In places around India you will find that the pedestrian can be classified with the most vociferous, if not militant, being from Calcutta (now Kolkata) and the most docile from Madras (now Chennai). Goa does not figure anywhere on this scale since Goa does not believe in pedestrians. 
This is more so in the latest context that is over the last three years, if you look at our road planning, it is believed that pedestrians do not exist in Goa. Otherwise we would not have had this spree of road widening that is happening all over Goa with not a thought being given to how people, the pedestrians, will cross the roads. 
About pavements, there has been a spree again for constructing pavements all over Goa which one cannot deny. But these do not really lend to their use by pedestrians because they are a little too high and one needs to bring along one’s step-up ladder to climb on to them particularly for senior citizens and those with knee trouble. 

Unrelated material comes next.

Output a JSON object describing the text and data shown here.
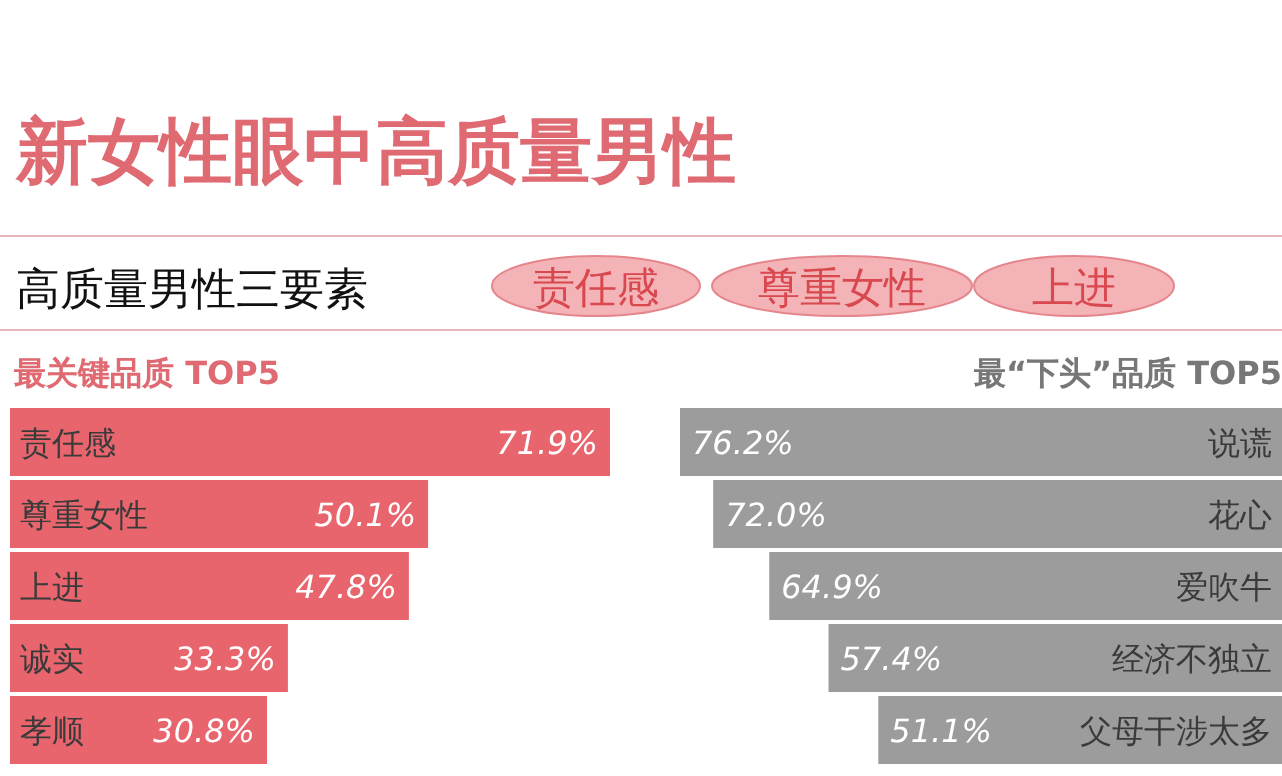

While the stretch of the NH17 highway running from the Gauri Petrol Pump to the Jeevottam Math in Porvorim has no pavements on the left side and pedestrians including school children have to walk on the side of the highway with their lives literally in their hands. However, the plight of pedestrians of Goa, particularly in Porvorim, is so miserable and hence this is a humble request to consider them while building roads and on existing roads assist them by providing traffic signals so that they are able to cross with the least risk to life and limb. The road that was once of the people, by the people and for the people; has now become of the vehicles, by the vehicles and for the vehicles.